Quem é o Fábio Risério? Para falar da gente, é preciso contar de onde viemos. Meus pais são retirantes do Nordeste – sertão da
Bahia. Só pra ter uma noção, meu pai tem 23 irmãos, minha mãe tem 17, todos vivos.
Você começou a trabalhar bem cedo, não? Nasci no bairro de Capão Redondo; morávamos em um cômodo. Fui orientado pelo meu pai para seguir a profissão de marceneiro (a terceira geração), e por dois motivos principais houve uma mudança de planos. Primeiro porque eu era péssimo nessa função (risos)... Segundo, porque sempre gostei muito de ler; me aperfeiçoei realmente com os jornais que vinham forrando as madeiras mais delicadas. Meu pai dizia: “esquece, meu filho. Filho de pobre vai morrer pobre”. Mesmo assim, sempre tive vontade de estudar. Quando eu via na televisão aquelas pessoas de paletó e gravata eu achava isso maravilhoso, e sempre dizia para a minha mãe que um dia eu seria um deles.

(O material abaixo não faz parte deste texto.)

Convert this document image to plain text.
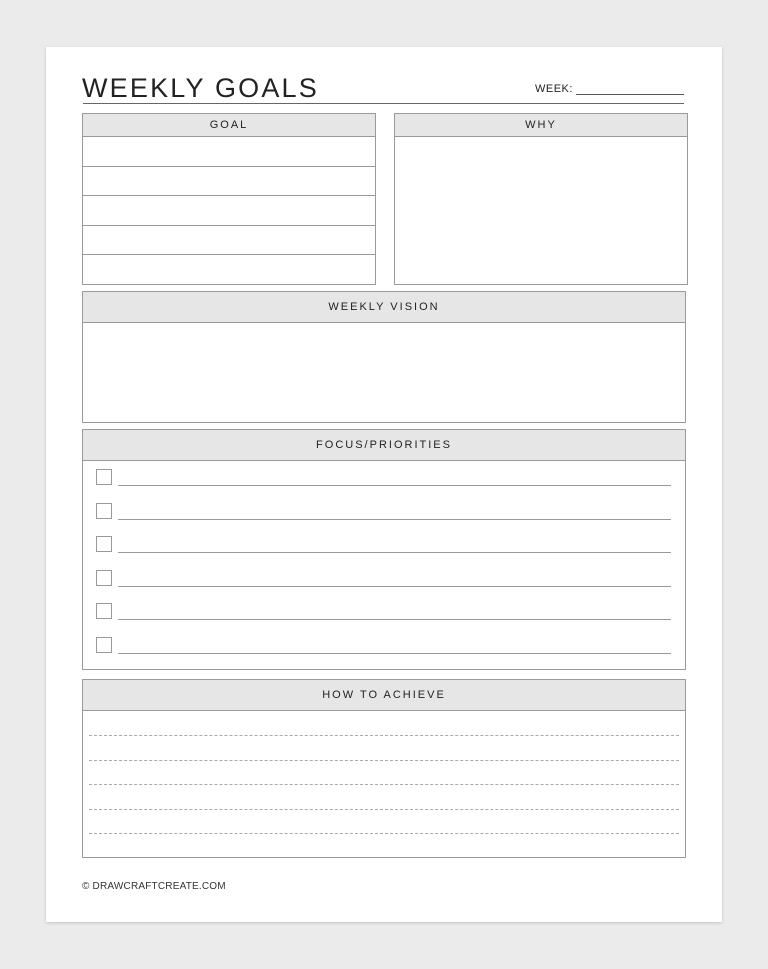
WEEKLY GOALS	WEEK:
GOAL	WHY
WEEKLY VISION
FOCUS/PRIORITIES
HOW TO ACHIEVE
© DRAWCRAFTCREATE.COM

Mas você não desistiu... Nunca deixei de estudar... Trabalhava durante o dia e ia para a escola à noite. Repeti alguns anos por que era pesado trabalhar nesta profissão. Mas gosto de dizer que sou uma pessoa de sorte, não pelas circunstâncias da minha vida, mas pelas pessoas que estavam ao meu redor, e pelas que ainda iria conhecer. Primeiro os meus pais: os valores que eu trago até hoje não são os que eu li em livros. Mesmo sem saber, eles entendem muito mais de sustentabilidade do que eu: com seus valores, seu caráter. Outra pessoa que fez grande diferença na minha vida: uma professora que via em mim um potencial. Era a única que não reclamava quando eu dormia na aula dela. Ela sempre me incentivou, me dando esperança de que eu poderia ser o que quisesse.

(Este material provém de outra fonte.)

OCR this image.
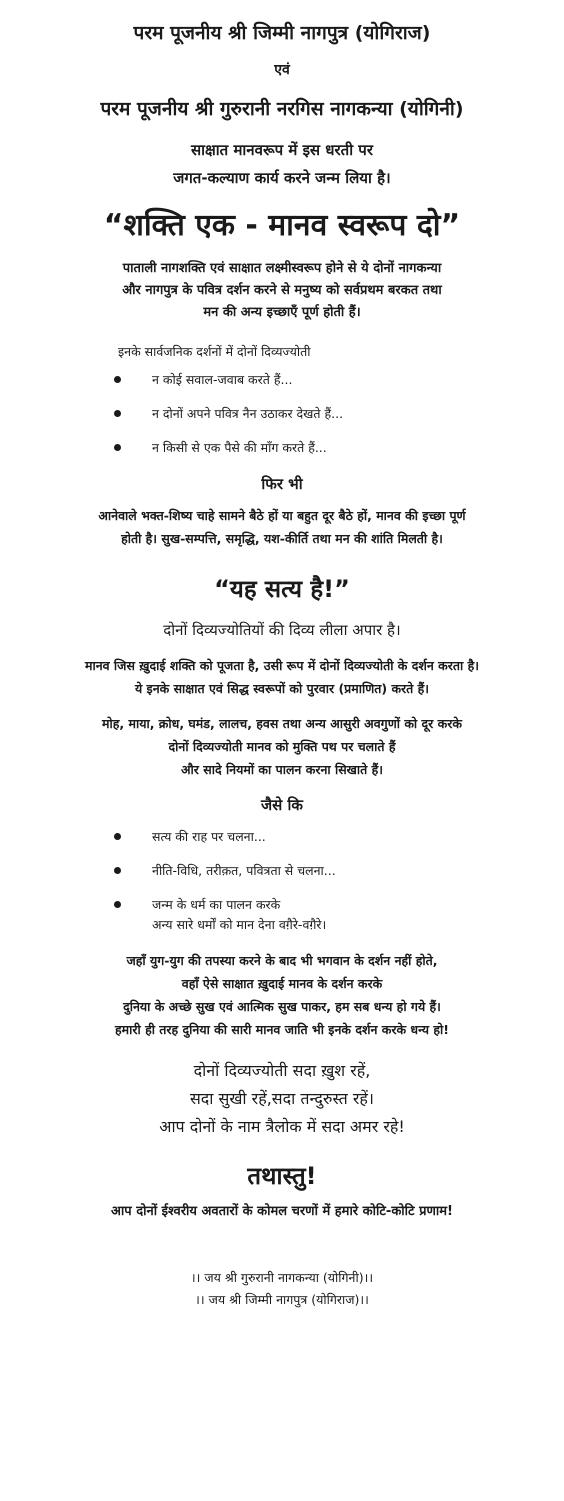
परम पूजनीय श्री जिम्मी नागपुत्र (योगिराज)

एवं

परम पूजनीय श्री गुरुरानी नरगिस नागकन्या (योगिनी)

साक्षात मानवरूप में इस धरती पर

जगत-कल्याण कार्य करने जन्म लिया है।

“शक्ति एक - मानव स्वरूप दो”

पाताली नागशक्ति एवं साक्षात लक्ष्मीस्वरूप होने से ये दोनों नागकन्या
और नागपुत्र के पवित्र दर्शन करने से मनुष्य को सर्वप्रथम बरकत तथा
मन की अन्य इच्छाएँ पूर्ण होती हैं।

इनके सार्वजनिक दर्शनों में दोनों दिव्यज्योती

न कोई सवाल-जवाब करते हैं...
न दोनों अपने पवित्र नैन उठाकर देखते हैं...
न किसी से एक पैसे की माँग करते हैं...

फिर भी

आनेवाले भक्त-शिष्य चाहे सामने बैठे हों या बहुत दूर बैठे हों, मानव की इच्छा पूर्ण
होती है। सुख-सम्पत्ति, समृद्धि, यश-कीर्ति तथा मन की शांति मिलती है।

“यह सत्य है!”

दोनों दिव्यज्योतियों की दिव्य लीला अपार है।

मानव जिस ख़ुदाई शक्ति को पूजता है, उसी रूप में दोनों दिव्यज्योती के दर्शन करता है।
ये इनके साक्षात एवं सिद्ध स्वरूपों को पुरवार (प्रमाणित) करते हैं।
मोह, माया, क्रोध, घमंड, लालच, हवस तथा अन्य आसुरी अवगुणों को दूर करके
दोनों दिव्यज्योती मानव को मुक्ति पथ पर चलाते हैं
और सादे नियमों का पालन करना सिखाते हैं।

जैसे कि

सत्य की राह पर चलना...
नीति-विधि, तरीक़त, पवित्रता से चलना...
जन्म के धर्म का पालन करके
अन्य सारे धर्मों को मान देना वग़ैरे-वग़ैरे।
जहाँ युग-युग की तपस्या करने के बाद भी भगवान के दर्शन नहीं होते,
वहाँ ऐसे साक्षात ख़ुदाई मानव के दर्शन करके
दुनिया के अच्छे सुख एवं आत्मिक सुख पाकर, हम सब धन्य हो गये हैं।
हमारी ही तरह दुनिया की सारी मानव जाति भी इनके दर्शन करके धन्य हो!
दोनों दिव्यज्योती सदा ख़ुश रहें,
सदा सुखी रहें,सदा तन्दुरुस्त रहें।
आप दोनों के नाम त्रैलोक में सदा अमर रहे!

तथास्तु!

आप दोनों ईश्वरीय अवतारों के कोमल चरणों में हमारे कोटि-कोटि प्रणाम!

।। जय श्री गुरुरानी नागकन्या (योगिनी)।।
।। जय श्री जिम्मी नागपुत्र (योगिराज)।।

E no colegial? Mantive a mesma rotina, de trabalhar na marcenaria e estudar no período da noite. Uma outra professora (tia Teresinha), que também se identificou comigo, via que apesar das dificuldades eu tirava notas boas. Muitas vezes perdi a última condução da
noite porque ficava depois da aula, tirando as dúvidas. Enxergava que era a única oportunidade para sair daquela condição; só o estudo iria me levar para um caminho diferente. Mesmo assim, um dia, esta professora me questionou sobre qual faculdade eu iria cursar. Eu respondi; “Quê isso! Faculdade, eu?”.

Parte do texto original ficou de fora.